As you might have gathered, I do like reading about music as well as listening to and writing about it. In my younger days I would often toddle off to Lancaster Library and borrow any book on the subject, however fusty its appearance. My favourites were the dustily-titled Essays in Musical Analysis by Donald Francis Tovey. The six volumes of what were essentially programme notes covered symphonies, variations, concertos, programme music and vocal music, containing some once-famous tours-de-force on the Beethoven symphonies. A seventh on chamber music was published as an appendix. I loved them. They have fallen into severe neglect in recent decades, even going out of print, though piano students might possibly recognise the name and come under its owner's influence from the Associated Board of the Royal College of Music's Complete Beethoven Piano Sonatas series, where Tovey's wise words still introduce each and every sonata. I read some review recently (in the All Music Guide) describing Tovey, in passing, as 'over-rated' and felt my blood pressure shoot up.

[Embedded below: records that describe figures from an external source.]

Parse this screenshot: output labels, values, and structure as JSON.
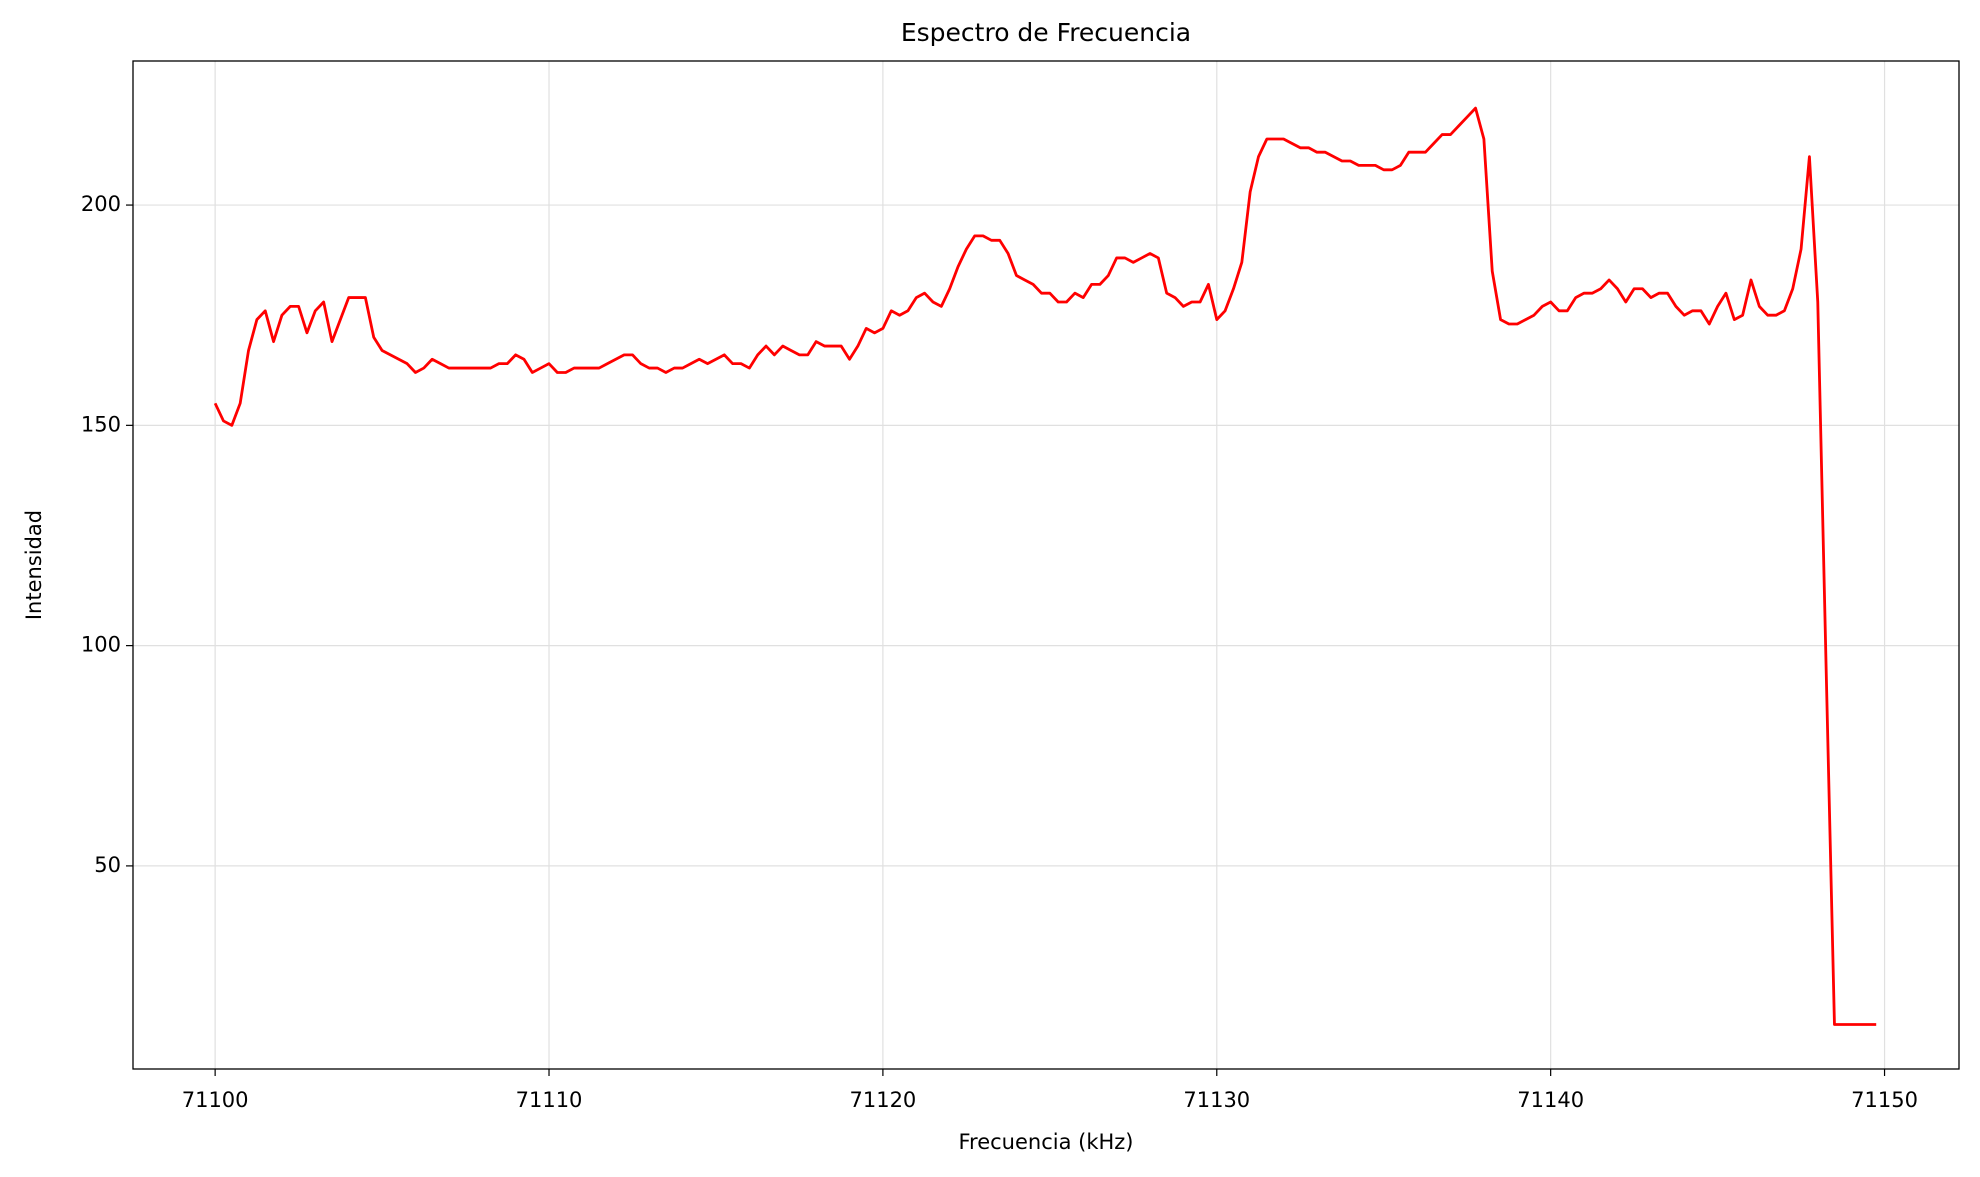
{
  "chart_data": {
    "type": "line",
    "title": "Espectro de Frecuencia",
    "x_label": "Frecuencia (kHz)",
    "y_label": "Intensidad",
    "x": [
      71100,
      71100.25,
      71100.5,
      71100.75,
      71101,
      71101.25,
      71101.5,
      71101.75,
      71102,
      71102.25,
      71102.5,
      71102.75,
      71103,
      71103.25,
      71103.5,
      71103.75,
      71104,
      71104.25,
      71104.5,
      71104.75,
      71105,
      71105.25,
      71105.5,
      71105.75,
      71106,
      71106.25,
      71106.5,
      71106.75,
      71107,
      71107.25,
      71107.5,
      71107.75,
      71108,
      71108.25,
      71108.5,
      71108.75,
      71109,
      71109.25,
      71109.5,
      71109.75,
      71110,
      71110.25,
      71110.5,
      71110.75,
      71111,
      71111.25,
      71111.5,
      71111.75,
      71112,
      71112.25,
      71112.5,
      71112.75,
      71113,
      71113.25,
      71113.5,
      71113.75,
      71114,
      71114.25,
      71114.5,
      71114.75,
      71115,
      71115.25,
      71115.5,
      71115.75,
      71116,
      71116.25,
      71116.5,
      71116.75,
      71117,
      71117.25,
      71117.5,
      71117.75,
      71118,
      71118.25,
      71118.5,
      71118.75,
      71119,
      71119.25,
      71119.5,
      71119.75,
      71120,
      71120.25,
      71120.5,
      71120.75,
      71121,
      71121.25,
      71121.5,
      71121.75,
      71122,
      71122.25,
      71122.5,
      71122.75,
      71123,
      71123.25,
      71123.5,
      71123.75,
      71124,
      71124.25,
      71124.5,
      71124.75,
      71125,
      71125.25,
      71125.5,
      71125.75,
      71126,
      71126.25,
      71126.5,
      71126.75,
      71127,
      71127.25,
      71127.5,
      71127.75,
      71128,
      71128.25,
      71128.5,
      71128.75,
      71129,
      71129.25,
      71129.5,
      71129.75,
      71130,
      71130.25,
      71130.5,
      71130.75,
      71131,
      71131.25,
      71131.5,
      71131.75,
      71132,
      71132.25,
      71132.5,
      71132.75,
      71133,
      71133.25,
      71133.5,
      71133.75,
      71134,
      71134.25,
      71134.5,
      71134.75,
      71135,
      71135.25,
      71135.5,
      71135.75,
      71136,
      71136.25,
      71136.5,
      71136.75,
      71137,
      71137.25,
      71137.5,
      71137.75,
      71138,
      71138.25,
      71138.5,
      71138.75,
      71139,
      71139.25,
      71139.5,
      71139.75,
      71140,
      71140.25,
      71140.5,
      71140.75,
      71141,
      71141.25,
      71141.5,
      71141.75,
      71142,
      71142.25,
      71142.5,
      71142.75,
      71143,
      71143.25,
      71143.5,
      71143.75,
      71144,
      71144.25,
      71144.5,
      71144.75,
      71145,
      71145.25,
      71145.5,
      71145.75,
      71146,
      71146.25,
      71146.5,
      71146.75,
      71147,
      71147.25,
      71147.5,
      71147.75,
      71148,
      71148.25,
      71148.5,
      71148.75,
      71149,
      71149.25,
      71149.5,
      71149.75
    ],
    "series": [
      {
        "color": "#ff0000",
        "values": [
          155,
          151,
          150,
          155,
          167,
          174,
          176,
          169,
          175,
          177,
          177,
          171,
          176,
          178,
          169,
          174,
          179,
          179,
          179,
          170,
          167,
          166,
          165,
          164,
          162,
          163,
          165,
          164,
          163,
          163,
          163,
          163,
          163,
          163,
          164,
          164,
          166,
          165,
          162,
          163,
          164,
          162,
          162,
          163,
          163,
          163,
          163,
          164,
          165,
          166,
          166,
          164,
          163,
          163,
          162,
          163,
          163,
          164,
          165,
          164,
          165,
          166,
          164,
          164,
          163,
          166,
          168,
          166,
          168,
          167,
          166,
          166,
          169,
          168,
          168,
          168,
          165,
          168,
          172,
          171,
          172,
          176,
          175,
          176,
          179,
          180,
          178,
          177,
          181,
          186,
          190,
          193,
          193,
          192,
          192,
          189,
          184,
          183,
          182,
          180,
          180,
          178,
          178,
          180,
          179,
          182,
          182,
          184,
          188,
          188,
          187,
          188,
          189,
          188,
          180,
          179,
          177,
          178,
          178,
          182,
          174,
          176,
          181,
          187,
          203,
          211,
          215,
          215,
          215,
          214,
          213,
          213,
          212,
          212,
          211,
          210,
          210,
          209,
          209,
          209,
          208,
          208,
          209,
          212,
          212,
          212,
          214,
          216,
          216,
          218,
          220,
          222,
          215,
          185,
          174,
          173,
          173,
          174,
          175,
          177,
          178,
          176,
          176,
          179,
          180,
          180,
          181,
          183,
          181,
          178,
          181,
          181,
          179,
          180,
          180,
          177,
          175,
          176,
          176,
          173,
          177,
          180,
          174,
          175,
          183,
          177,
          175,
          175,
          176,
          181,
          190,
          211,
          178,
          95,
          14,
          14,
          14,
          14,
          14,
          14
        ]
      }
    ],
    "xlim": [
      71097.54,
      71152.23
    ],
    "ylim": [
      3.9,
      232.7
    ],
    "xticks": [
      71100,
      71110,
      71120,
      71130,
      71140,
      71150
    ],
    "yticks": [
      50,
      100,
      150,
      200
    ],
    "grid": true
  }
}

Yes, he may be prone to purple passages (like me?), but his pioneering way of looking at music was highly influential. Perhaps he does appeal to autodidacts, such as myself, but his cultured (rather that drily academic) approach to writing about music, above all music he loved, is surely more what those who want to read about music would prefer, writing that isn't dumbed-down but can be approached with a bit of effort by non-specialists?

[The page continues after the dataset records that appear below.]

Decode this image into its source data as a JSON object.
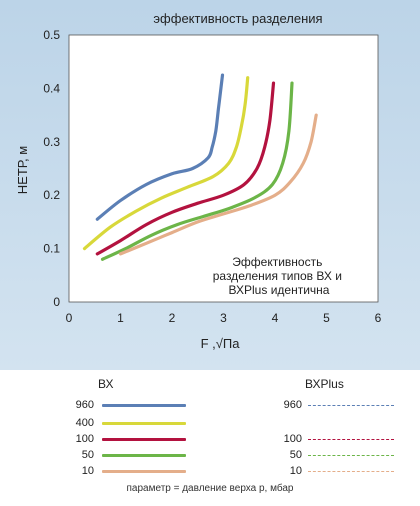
{
  "chart_data": {
    "type": "line",
    "title": "эффективность разделения",
    "xlabel": "F ,√Па",
    "ylabel": "НЕТР, м",
    "xlim": [
      0,
      6
    ],
    "ylim": [
      0,
      0.5
    ],
    "xticks": [
      "0",
      "1",
      "2",
      "3",
      "4",
      "5",
      "6"
    ],
    "yticks": [
      "0",
      "0.1",
      "0.2",
      "0.3",
      "0.4",
      "0.5"
    ],
    "grid": false,
    "annotation": "Эффективность разделения типов ВХ и ВХPlus идентична",
    "series": [
      {
        "name": "960",
        "color": "#5b7fb5",
        "x": [
          0.55,
          1.0,
          1.5,
          2.0,
          2.4,
          2.7,
          2.78,
          2.85,
          2.9,
          2.95,
          2.98
        ],
        "y": [
          0.155,
          0.19,
          0.22,
          0.24,
          0.25,
          0.27,
          0.29,
          0.32,
          0.36,
          0.4,
          0.425
        ]
      },
      {
        "name": "400",
        "color": "#d8d83a",
        "x": [
          0.3,
          0.8,
          1.3,
          1.8,
          2.3,
          2.8,
          3.1,
          3.25,
          3.35,
          3.42,
          3.47
        ],
        "y": [
          0.1,
          0.14,
          0.17,
          0.195,
          0.215,
          0.235,
          0.26,
          0.29,
          0.33,
          0.37,
          0.42
        ]
      },
      {
        "name": "100",
        "color": "#b3123f",
        "x": [
          0.55,
          1.0,
          1.5,
          2.0,
          2.5,
          3.0,
          3.4,
          3.65,
          3.8,
          3.9,
          3.97
        ],
        "y": [
          0.09,
          0.115,
          0.145,
          0.168,
          0.185,
          0.2,
          0.22,
          0.25,
          0.29,
          0.34,
          0.41
        ]
      },
      {
        "name": "50",
        "color": "#6cb548",
        "x": [
          0.65,
          1.1,
          1.6,
          2.1,
          2.6,
          3.1,
          3.6,
          3.95,
          4.15,
          4.27,
          4.33
        ],
        "y": [
          0.08,
          0.1,
          0.125,
          0.145,
          0.16,
          0.175,
          0.195,
          0.22,
          0.26,
          0.32,
          0.41
        ]
      },
      {
        "name": "10",
        "color": "#e4ae8a",
        "x": [
          1.0,
          1.5,
          2.0,
          2.5,
          3.0,
          3.5,
          4.0,
          4.3,
          4.55,
          4.7,
          4.8
        ],
        "y": [
          0.09,
          0.11,
          0.13,
          0.15,
          0.165,
          0.18,
          0.2,
          0.225,
          0.26,
          0.3,
          0.35
        ]
      }
    ]
  },
  "legend": {
    "title_bx": "ВХ",
    "title_bxplus": "ВХPlus",
    "values": [
      "960",
      "400",
      "100",
      "50",
      "10"
    ],
    "bxplus_values": [
      "960",
      "100",
      "50",
      "10"
    ],
    "note": "параметр = давление верха р, мбар"
  }
}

Anyhow, all this is merely a prelude to a prelude - namely the Prelude to Tovey's opera The Bride of Dionysus. Yes, Tovey was also a composer. You would hope that someone who writes so well and with such authority on music would also be able to compose good music and I think this short prelude provides some evidence of that. It is noble in character and its paragraphing is expertly handled in a seamless structure of strongly contrapuntal writing, coloured with the warmth of Brahms and sharing something of the mood of the glorious Transformation Scene from Wagner's Parsifal, ever-evolving through thematic development and harmonic adventure, achieving radiance at its climax and ending with a solo violin's song. Beautiful.

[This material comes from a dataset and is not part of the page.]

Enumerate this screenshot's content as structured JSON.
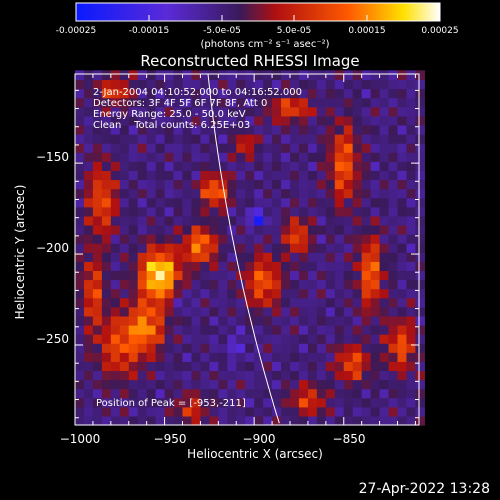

Among British composers, his soundworld seems closest to that of his friend, Hubert Parry (of Jerusalem and Wills and Kate's Wedding fame). There's only one more Tovey video on YouTube. It an Air for Strings from his Air and Variations in B flat, Op.22 and shows the same warmth and craftsmanship as, say, Parry's English Suite or Lady Radnor Suite.
Yes, Donald Francis Tovey is a Neglected British Composer who I'd like to hear a lot more of. Time for a trip to Amazon with a credit card then!